A key factor, he said, is that the company “has very good communication with the authorities here. They have been very flexible and have come to Sweden after the pandemic.”
Winning back foreign investors has been a key economic theme over the past year as China struggles to keep gross domestic product growth at around 5 percent amid sluggish investor and consumer confidence.
The Chinese government stressed its openness to foreign companies, promising to ensure 100 percent access to manufacturing and remove further restrictions in the services sector.
At a July 1 conference on ways to attract more foreign investment, Chinese Vice Premier He Lifeng acknowledged that China’s appeal to foreign companies lies in its huge market, but urged authorities to turn that into “concrete advantages in attracting investment.”
China attracted 498.9 billion yuan worth of FDI in the first half of this year, down more than 29 percent compared with the same period in 2023, according to Commerce Ministry data.

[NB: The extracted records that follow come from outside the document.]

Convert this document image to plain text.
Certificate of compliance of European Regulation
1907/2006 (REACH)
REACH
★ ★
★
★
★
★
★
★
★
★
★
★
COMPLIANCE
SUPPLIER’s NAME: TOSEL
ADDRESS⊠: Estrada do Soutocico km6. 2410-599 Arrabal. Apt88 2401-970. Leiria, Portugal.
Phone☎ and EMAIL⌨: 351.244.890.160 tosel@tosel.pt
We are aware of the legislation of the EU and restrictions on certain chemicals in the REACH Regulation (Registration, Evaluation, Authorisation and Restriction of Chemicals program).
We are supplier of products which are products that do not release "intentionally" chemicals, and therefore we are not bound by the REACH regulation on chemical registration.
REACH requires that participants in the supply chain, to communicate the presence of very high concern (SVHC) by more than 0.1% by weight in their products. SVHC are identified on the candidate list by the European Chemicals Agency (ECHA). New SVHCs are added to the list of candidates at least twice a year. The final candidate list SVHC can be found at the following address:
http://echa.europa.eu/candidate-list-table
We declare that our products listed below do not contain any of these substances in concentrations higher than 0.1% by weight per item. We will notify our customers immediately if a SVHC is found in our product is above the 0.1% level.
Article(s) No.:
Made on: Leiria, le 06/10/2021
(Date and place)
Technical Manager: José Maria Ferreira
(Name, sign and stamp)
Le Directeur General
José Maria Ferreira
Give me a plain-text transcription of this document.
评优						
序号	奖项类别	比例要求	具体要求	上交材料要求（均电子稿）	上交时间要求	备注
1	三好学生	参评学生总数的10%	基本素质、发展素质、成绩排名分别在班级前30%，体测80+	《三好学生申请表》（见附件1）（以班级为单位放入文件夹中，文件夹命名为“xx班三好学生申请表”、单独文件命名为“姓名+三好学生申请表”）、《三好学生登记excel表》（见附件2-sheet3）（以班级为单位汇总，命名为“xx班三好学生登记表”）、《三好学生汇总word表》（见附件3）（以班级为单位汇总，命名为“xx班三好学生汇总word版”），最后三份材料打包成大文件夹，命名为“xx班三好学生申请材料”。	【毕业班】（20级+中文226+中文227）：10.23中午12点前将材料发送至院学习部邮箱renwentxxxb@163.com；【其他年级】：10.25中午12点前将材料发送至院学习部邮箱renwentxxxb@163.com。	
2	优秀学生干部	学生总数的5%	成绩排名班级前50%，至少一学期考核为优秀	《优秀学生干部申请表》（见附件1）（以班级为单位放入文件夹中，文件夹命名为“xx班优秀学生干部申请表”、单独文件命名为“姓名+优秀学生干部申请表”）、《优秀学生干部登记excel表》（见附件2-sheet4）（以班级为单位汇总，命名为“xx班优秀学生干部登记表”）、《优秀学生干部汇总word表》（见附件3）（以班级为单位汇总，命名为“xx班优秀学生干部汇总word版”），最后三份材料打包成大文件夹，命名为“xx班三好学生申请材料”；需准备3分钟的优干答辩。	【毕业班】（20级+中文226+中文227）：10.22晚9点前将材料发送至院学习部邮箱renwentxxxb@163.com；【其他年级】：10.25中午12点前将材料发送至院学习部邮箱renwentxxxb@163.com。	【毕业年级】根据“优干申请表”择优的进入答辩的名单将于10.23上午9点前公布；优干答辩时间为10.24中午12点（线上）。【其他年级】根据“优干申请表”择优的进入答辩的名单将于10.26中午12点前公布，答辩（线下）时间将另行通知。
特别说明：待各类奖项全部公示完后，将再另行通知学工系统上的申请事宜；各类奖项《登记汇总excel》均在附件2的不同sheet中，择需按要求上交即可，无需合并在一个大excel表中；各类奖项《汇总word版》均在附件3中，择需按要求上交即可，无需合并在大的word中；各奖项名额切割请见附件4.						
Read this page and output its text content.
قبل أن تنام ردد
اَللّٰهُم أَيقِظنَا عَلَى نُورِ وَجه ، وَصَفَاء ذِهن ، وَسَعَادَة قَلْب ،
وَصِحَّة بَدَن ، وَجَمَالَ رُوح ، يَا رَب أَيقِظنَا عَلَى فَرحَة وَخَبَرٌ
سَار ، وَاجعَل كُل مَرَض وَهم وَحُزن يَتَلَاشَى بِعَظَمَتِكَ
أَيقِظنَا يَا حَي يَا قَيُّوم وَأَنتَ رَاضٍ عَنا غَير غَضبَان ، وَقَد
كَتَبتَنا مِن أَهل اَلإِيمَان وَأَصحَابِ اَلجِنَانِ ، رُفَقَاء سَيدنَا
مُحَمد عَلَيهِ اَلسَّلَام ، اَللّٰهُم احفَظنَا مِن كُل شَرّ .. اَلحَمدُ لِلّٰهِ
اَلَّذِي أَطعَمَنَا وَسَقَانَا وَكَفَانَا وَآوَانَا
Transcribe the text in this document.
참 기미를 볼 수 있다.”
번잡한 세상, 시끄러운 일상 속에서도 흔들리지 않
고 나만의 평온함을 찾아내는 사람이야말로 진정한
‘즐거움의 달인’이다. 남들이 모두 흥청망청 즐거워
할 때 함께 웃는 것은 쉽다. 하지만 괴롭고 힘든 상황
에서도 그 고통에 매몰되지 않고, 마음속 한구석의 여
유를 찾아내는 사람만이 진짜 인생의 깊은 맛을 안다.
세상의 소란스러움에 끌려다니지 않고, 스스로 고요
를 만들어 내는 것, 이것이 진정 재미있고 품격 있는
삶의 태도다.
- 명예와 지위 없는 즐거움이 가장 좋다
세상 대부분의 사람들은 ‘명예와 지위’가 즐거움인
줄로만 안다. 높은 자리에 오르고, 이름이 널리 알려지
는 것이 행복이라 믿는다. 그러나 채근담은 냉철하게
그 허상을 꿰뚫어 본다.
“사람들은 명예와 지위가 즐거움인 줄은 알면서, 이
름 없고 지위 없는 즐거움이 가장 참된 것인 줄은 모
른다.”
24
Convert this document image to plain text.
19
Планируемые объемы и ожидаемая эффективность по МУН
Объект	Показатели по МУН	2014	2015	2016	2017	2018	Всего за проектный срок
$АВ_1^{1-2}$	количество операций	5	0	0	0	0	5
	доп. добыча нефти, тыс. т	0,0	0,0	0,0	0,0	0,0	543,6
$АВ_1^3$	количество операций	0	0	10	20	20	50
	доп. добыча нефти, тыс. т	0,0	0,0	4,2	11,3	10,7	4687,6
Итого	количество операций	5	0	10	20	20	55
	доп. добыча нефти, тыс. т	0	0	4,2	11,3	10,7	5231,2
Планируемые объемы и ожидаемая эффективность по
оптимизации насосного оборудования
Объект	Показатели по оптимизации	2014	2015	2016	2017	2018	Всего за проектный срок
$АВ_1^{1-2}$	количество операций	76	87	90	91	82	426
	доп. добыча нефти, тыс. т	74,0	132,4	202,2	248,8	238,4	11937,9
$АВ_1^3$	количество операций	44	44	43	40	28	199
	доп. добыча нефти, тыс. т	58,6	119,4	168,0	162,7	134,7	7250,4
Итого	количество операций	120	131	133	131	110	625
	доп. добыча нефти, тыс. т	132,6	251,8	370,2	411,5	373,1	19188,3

However, recently released figures showed that the number of newly registered foreign companies in the same period increased by 14 percent compared to the previous year.
Chen Fengying, a researcher at the China Institutes of Contemporary International Relations, a Beijing think tank, said there was still room for economic cooperation between the EU and China despite recent trade frictions over Chinese new energy products.
Unlike the United States, which has become “more nationalistic and closed,” Europe remains open, she said.
“Europe is no longer on an equal footing with the United States in the world order we currently face. Ideological aside, our conflicts are not as great as those with the United States,” she said.
But risk aversion remains a concern among European companies, she said, adding that most new foreign investment is small and backed by overseas Chinese.
Foreign companies operating in China point to a series of challenges to continuing to do business in the country, including an uncertain regulatory environment, an uneven playing field in competing with domestic companies, and geopolitical turmoil between China and its Western trading partners.
In contrast to the optimistic stance of German manufacturers, there has been an overall surge in European companies that have undergone a “decoupling” of their headquarters and Chinese operations over the past two years, causing a “slowdown in existing business and a reduced ability to take advantage of new projects and investment plans” in China, according to a report published in May by the EU Chamber of Commerce in China.
It has also been pointed out that the trend towards decoupling is due to the decline in the number of Europeans employed at Chinese companies, which has led to a loss of mutual understanding and trust.